Давид молчал. Потом завернулся обратно в брезент и лег. Уснул не сразу. Спал, к счастью, без сновидений. Завывание автомобильных моторов на проходящей рядом с лесом дороге помешать сну, разумеется, не могло.

Полуторка мелко тряслась на «лежневке». Если в аду и есть дороги, то устроены они именно так. Длинные бревна кладутся одно к другому, от одной обочины до другой и скрепляются скобами. Если таковые есть. Два бревна – полметра, четыре – метр. И на каждом метре машин) четыре раза бросает вверх-вниз на деревянной «гребенке». Люди еще выдерживают, а вот подвеска – никак. Рессоры как бы не раз в неделю менять приходится. Неописуемое удовольствие. Точнее, неописуемое в рамках нормативной лексики.

Зубы стучали не то от тряски, не то от холода. Дул ледяной северо-западный ветер, кидались на лобовик одинокие снежинки – разведчики огромной армии Генерала Мороза.
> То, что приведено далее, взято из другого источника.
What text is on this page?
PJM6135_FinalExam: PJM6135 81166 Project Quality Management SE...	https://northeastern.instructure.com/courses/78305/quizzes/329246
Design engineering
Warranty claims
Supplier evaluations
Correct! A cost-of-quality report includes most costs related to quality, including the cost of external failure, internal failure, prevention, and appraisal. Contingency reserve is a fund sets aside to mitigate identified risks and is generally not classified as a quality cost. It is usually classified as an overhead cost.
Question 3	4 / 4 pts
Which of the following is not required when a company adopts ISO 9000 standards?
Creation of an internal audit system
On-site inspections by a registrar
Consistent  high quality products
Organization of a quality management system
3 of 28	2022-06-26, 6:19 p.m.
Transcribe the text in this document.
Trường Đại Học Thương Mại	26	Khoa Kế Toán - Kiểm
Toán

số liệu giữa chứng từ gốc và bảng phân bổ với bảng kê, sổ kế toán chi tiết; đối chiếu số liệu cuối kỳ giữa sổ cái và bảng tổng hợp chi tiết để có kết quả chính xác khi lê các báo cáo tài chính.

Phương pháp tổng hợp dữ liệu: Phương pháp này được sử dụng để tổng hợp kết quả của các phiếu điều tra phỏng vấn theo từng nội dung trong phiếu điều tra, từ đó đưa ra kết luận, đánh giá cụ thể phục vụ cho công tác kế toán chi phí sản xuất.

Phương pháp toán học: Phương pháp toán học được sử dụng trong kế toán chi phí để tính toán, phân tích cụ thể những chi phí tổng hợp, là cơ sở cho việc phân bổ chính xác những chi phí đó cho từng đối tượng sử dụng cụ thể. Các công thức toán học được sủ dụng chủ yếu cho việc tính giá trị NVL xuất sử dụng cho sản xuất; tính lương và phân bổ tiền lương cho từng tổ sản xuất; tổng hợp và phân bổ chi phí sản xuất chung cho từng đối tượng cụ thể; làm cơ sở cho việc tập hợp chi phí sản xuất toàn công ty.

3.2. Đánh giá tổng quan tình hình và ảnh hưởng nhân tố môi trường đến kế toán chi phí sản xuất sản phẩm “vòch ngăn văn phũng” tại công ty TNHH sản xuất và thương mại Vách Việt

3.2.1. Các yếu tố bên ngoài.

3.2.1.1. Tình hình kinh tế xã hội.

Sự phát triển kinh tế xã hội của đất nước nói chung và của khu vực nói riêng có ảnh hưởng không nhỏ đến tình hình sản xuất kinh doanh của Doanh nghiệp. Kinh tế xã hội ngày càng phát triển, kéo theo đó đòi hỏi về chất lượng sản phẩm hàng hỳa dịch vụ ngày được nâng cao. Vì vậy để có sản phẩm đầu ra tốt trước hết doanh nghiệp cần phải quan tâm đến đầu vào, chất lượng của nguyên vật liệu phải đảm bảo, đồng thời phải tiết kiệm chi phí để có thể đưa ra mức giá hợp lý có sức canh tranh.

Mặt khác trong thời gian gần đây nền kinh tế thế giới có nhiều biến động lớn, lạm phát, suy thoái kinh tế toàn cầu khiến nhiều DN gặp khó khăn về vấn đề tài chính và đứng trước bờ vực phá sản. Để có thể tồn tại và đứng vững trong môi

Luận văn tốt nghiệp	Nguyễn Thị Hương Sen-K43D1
Генерал, по мнению Андрея, задерживался с развертыванием основных сил, и не сказать, чтобы лично Андрея это расстраивало.

Оно конечно – то, что вермахту зимой будет хреново – душу грело. Но только душу. Тело в настоящий момент грелось только неверным теплом от сорокасильного движка, пробивающимся в щели из-под капота в кабину и моментально выдуваемым холодным воздухом из других щелей, которых было намного, намного больше. Ни привычного по фильмам полушубка, ни валенок. Ботинки с обмотками (даже не сапоги с байковыми портянками – что-то такое помнилось из «Теркина»), да телогрейка на вате. Пока терпимо, а ну минус сорок? Ну ладно, водители – тыловые крысы по фронтовой табели о рангах, но и на передовой – шинели да те же ватники. И сапоги только у командиров. Так что шарахнет Генерал Мороз из всех своих снегометов – «Френдли Файр», точнее «Френдли Фрост» будет ого-го.